The post is more suitable for the hub "
Spam and antispam ", but globally the post is still for the off-topic "I am promoting".
Recently, I had a task to collect email addresses of schools to invite participation in interscholastic competitions. On Habré there were several posts devoted to collecting email from commercial and non-commercial sites. I have not seen a single truly effective and civilized option for an automatic or semi-automatic option, although from time to time such a need arises. 99% of the tools are email generators and “sales databases”, or desktop buggy software that you don’t want to use.
Lyrical digression. The topic of spam and antispam is a very thin line, so I will immediately give a definition: a civilized (or delicate) way - in respect of those who will receive the newsletter. The manual version of the list is the most optimal, but the speed of modern life makes it necessary to automate everything that is possible, because The task of any mailing is to inform a large number of people in the shortest time possible.
A couple of weeks ago, I was approached by the developer of the
spider-post.com service, which solves this problem. He suggested that I test the resource and post a review on Habré. I agreed, because I am interested in the topic, but I did not find similar tools. I would be glad to see in the comments links to other services.
')
All your questions will be transferred to the authors of the development.
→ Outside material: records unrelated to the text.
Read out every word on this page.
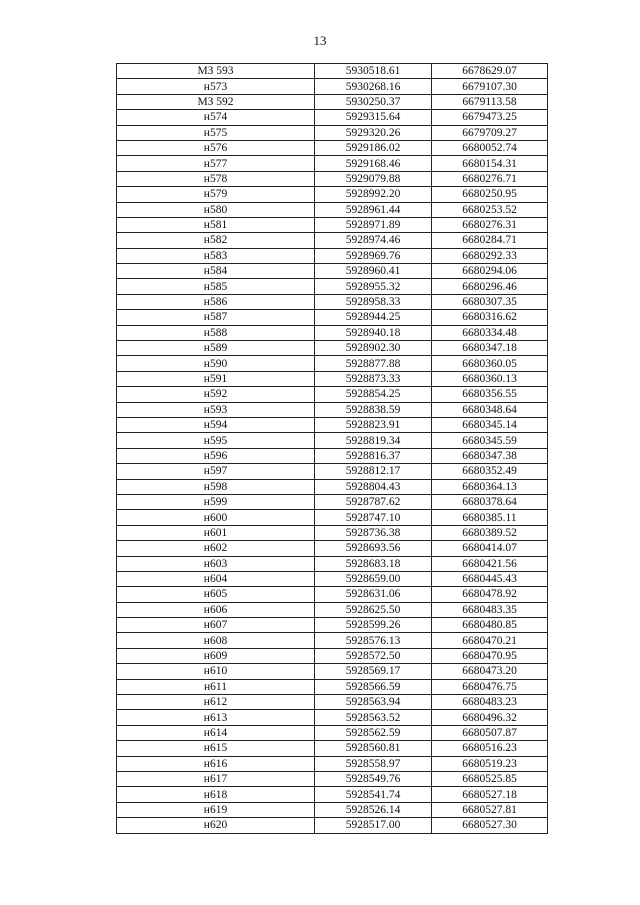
13
МЗ 593	5930518.61	6678629.07
н573	5930268.16	6679107.30
МЗ 592	5930250.37	6679113.58
н574	5929315.64	6679473.25
н575	5929320.26	6679709.27
н576	5929186.02	6680052.74
н577	5929168.46	6680154.31
н578	5929079.88	6680276.71
н579	5928992.20	6680250.95
н580	5928961.44	6680253.52
н581	5928971.89	6680276.31
н582	5928974.46	6680284.71
н583	5928969.76	6680292.33
н584	5928960.41	6680294.06
н585	5928955.32	6680296.46
н586	5928958.33	6680307.35
н587	5928944.25	6680316.62
н588	5928940.18	6680334.48
н589	5928902.30	6680347.18
н590	5928877.88	6680360.05
н591	5928873.33	6680360.13
н592	5928854.25	6680356.55
н593	5928838.59	6680348.64
н594	5928823.91	6680345.14
н595	5928819.34	6680345.59
н596	5928816.37	6680347.38
н597	5928812.17	6680352.49
н598	5928804.43	6680364.13
н599	5928787.62	6680378.64
н600	5928747.10	6680385.11
н601	5928736.38	6680389.52
н602	5928693.56	6680414.07
н603	5928683.18	6680421.56
н604	5928659.00	6680445.43
н605	5928631.06	6680478.92
н606	5928625.50	6680483.35
н607	5928599.26	6680480.85
н608	5928576.13	6680470.21
н609	5928572.50	6680470.95
н610	5928569.17	6680473.20
н611	5928566.59	6680476.75
н612	5928563.94	6680483.23
н613	5928563.52	6680496.32
н614	5928562.59	6680507.87
н615	5928560.81	6680516.23
н616	5928558.97	6680519.23
н617	5928549.76	6680525.85
н618	5928541.74	6680527.18
н619	5928526.14	6680527.81
н620	5928517.00	6680527.30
Answers to them will appear in the comments.
A variant of a compromise solution to the task of collecting email seemed to me like this:
- select the sites related to your business according to certain criteria;
- pick up email from them;
- check for validity;
- clean manually from email, the appearance of which is in doubt;
- make a trial newsletter with a proposal to subscribe on an ongoing basis.
Spider Post uses a similar approach.

- you choose a region and set up lists of key phrases that characterize your business;
- the service selects sites on search engines according to the specified parameters and collects lists of emails. The ready list can be received within several hours. According to the developer, the service analyzes what is written after the “@” and checks whether the site is alive and the email, how old the resource is, whether it is commercial;
- After that, the lists can be downloaded and cleaned manually (the report also contains the website addresses in order to clean more efficiently).
I conducted testing on several topics in which I understand something (high schools, phosphors, perimeter security). Results and conclusions below.
Screenshot of the completed order page:

Detailed results information:

The impression is ambiguous.
- I asked highly specialized queries to minimize the possibility of getting into the final list of garbage.
- In all cases, the email database was obtained with tens of thousands of addresses and a large number of "strange-looking" email.
- “Prosherstit” such a document manually is simply unrealistic, and most of the B2B market can hardly boast of such a number of participants, and accordingly, email.
Some tips to developers on the functionality. What I would like to add to the functional:
- The ability to use the query language of search engines, thanks to which it will be possible to narrow the number of sites for selection.
- Collect additional information. In addition to the site address - a rubric and its description from the Ya. Catalog or from the issuance of a search engine
- The ability to specify which sites need to collect addresses (for example, according to my task with schools there are federal resources)
These simple additions will reduce the percentage of garbage in the lists and simplify further cleaning.